Dari pendapat diatas dapat ditarik kesimpulan, bahwa apabila sedang dalam transportasi umum seperti mobil, kereta, pesawat dsb. Lalu kondisinya memungkinkan untuk melaksanakan shalat dengan menyempurnakan rukun dan syaratnya maka sah dengan syarat kendaraanya dalam keadaan berhenti, menurut mayoritas ulama, namun madzhab Hambali membolehkannya meski kendaraan dalam keadaan melaju, dan tidak ada salahnya mengambil pendapat ini kalau memang tidak memungkinkan kendaraan itu untuk berhenti.
Adapun kalau kondisi kita tidak memungkinkan melaksanakan sholat fardhu seperti biasanya, dan khawatir waktu shalat akan habis apabila menunggu kendaraan berhenti; maka dalam keadaan ini afdholnya menjama' saja shalat itu baik taqdim maupun ta'khir.

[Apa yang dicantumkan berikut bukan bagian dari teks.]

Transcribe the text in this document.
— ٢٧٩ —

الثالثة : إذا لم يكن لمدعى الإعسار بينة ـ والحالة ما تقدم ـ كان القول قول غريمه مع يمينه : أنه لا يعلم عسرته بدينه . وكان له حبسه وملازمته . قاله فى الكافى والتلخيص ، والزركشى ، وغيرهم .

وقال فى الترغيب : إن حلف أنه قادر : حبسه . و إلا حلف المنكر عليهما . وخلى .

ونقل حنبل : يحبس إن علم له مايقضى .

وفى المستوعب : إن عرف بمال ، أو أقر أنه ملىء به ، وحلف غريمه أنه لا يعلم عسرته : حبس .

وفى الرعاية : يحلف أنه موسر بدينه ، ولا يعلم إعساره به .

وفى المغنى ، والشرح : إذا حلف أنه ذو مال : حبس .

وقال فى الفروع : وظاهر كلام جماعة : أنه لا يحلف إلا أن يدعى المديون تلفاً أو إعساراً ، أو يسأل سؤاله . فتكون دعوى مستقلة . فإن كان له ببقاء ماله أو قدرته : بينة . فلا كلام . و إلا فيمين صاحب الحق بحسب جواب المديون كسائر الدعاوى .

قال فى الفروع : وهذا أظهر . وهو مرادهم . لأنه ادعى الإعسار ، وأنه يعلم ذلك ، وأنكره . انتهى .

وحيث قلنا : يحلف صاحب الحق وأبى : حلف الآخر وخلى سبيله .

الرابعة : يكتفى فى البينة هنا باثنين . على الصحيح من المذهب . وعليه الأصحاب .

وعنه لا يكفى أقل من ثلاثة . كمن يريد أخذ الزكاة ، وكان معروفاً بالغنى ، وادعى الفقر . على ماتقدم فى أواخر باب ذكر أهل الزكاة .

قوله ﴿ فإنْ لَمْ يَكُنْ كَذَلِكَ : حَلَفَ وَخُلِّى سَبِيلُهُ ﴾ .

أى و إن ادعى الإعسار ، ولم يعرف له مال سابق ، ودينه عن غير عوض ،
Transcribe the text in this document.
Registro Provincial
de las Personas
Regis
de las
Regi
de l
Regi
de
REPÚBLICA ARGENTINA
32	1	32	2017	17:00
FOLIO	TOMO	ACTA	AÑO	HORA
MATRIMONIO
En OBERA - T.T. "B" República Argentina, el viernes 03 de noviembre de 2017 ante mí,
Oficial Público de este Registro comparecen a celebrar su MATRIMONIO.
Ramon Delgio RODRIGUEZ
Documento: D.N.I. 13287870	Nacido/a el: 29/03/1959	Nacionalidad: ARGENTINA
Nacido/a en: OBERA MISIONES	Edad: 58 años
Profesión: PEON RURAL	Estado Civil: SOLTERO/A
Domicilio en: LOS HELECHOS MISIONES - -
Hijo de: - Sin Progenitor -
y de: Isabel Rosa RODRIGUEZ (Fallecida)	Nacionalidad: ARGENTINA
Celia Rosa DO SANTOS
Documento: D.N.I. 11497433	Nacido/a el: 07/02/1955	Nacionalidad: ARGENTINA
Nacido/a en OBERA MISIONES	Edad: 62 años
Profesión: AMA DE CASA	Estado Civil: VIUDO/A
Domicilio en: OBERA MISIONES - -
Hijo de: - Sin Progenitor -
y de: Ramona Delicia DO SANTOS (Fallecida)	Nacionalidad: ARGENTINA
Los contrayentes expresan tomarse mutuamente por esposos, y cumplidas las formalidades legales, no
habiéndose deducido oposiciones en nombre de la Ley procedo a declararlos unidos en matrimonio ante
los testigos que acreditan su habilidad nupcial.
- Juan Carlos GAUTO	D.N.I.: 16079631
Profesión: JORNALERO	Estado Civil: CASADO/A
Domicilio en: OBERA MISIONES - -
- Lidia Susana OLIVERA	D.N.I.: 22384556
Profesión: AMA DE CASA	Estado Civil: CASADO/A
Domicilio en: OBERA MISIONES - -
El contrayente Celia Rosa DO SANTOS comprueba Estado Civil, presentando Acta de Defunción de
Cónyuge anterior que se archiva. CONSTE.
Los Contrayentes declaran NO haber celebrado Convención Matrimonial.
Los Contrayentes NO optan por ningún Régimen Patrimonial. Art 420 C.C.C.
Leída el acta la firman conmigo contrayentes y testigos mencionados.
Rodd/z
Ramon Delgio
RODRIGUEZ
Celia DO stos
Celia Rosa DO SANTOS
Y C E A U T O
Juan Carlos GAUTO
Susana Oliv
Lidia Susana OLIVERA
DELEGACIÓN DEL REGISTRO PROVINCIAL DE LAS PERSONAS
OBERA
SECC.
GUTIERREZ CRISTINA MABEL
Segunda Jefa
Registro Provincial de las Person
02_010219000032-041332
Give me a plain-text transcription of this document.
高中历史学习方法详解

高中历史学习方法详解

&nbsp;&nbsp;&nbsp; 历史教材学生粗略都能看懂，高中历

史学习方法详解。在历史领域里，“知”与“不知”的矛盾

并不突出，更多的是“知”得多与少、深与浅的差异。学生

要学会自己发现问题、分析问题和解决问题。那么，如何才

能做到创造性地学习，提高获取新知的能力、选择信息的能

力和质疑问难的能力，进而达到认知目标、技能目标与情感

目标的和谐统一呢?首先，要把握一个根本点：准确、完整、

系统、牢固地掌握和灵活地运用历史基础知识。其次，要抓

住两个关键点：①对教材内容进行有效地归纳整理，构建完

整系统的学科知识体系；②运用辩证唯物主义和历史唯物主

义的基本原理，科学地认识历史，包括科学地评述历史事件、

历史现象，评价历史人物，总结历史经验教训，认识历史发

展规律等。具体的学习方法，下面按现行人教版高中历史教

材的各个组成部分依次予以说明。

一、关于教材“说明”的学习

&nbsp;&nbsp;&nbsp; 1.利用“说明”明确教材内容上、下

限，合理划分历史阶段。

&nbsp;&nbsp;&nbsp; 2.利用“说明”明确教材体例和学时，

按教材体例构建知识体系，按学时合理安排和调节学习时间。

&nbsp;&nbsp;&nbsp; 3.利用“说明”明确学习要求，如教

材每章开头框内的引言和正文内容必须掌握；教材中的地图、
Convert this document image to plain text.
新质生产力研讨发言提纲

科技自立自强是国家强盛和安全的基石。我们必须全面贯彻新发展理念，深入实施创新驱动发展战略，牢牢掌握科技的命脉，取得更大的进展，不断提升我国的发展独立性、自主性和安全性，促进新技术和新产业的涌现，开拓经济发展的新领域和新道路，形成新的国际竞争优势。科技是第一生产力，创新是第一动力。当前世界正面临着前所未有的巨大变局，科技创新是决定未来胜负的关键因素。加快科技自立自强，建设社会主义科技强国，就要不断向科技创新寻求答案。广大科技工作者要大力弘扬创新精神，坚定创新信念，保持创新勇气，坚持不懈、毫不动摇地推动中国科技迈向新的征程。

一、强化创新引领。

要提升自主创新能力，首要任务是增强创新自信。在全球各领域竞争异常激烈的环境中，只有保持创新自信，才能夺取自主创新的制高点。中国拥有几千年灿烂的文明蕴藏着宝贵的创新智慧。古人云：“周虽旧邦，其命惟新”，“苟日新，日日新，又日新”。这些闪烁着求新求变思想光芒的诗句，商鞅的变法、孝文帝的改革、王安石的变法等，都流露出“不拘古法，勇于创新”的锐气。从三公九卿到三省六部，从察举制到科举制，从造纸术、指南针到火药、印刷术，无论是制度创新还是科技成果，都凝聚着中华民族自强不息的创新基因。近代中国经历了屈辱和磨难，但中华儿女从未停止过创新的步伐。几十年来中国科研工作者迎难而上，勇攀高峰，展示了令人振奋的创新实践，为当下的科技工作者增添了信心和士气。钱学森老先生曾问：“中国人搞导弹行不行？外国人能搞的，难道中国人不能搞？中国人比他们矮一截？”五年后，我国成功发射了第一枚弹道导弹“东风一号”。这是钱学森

Apabila shalat fardhu itu tidak memungkinkan untuk dijama', yaitu seperti misalnya perjalanan kita akan menghabiskan 2 waktu shalat fardhu sekaligus dan kendaraan tidak memungkinkan untuk berhenti, maka keadaan ini merupakan udzur, sehingga tidak masalah mengerjakan shalat dalam kendaraan dengan keadaan yang kita mampu seperti sholat dengan keadaan duduk di kursi mobil, tapi dianjurkan nanti untuk mengqadhanya, supaya terlepas dari khilafiyah madzhab Syafi'i.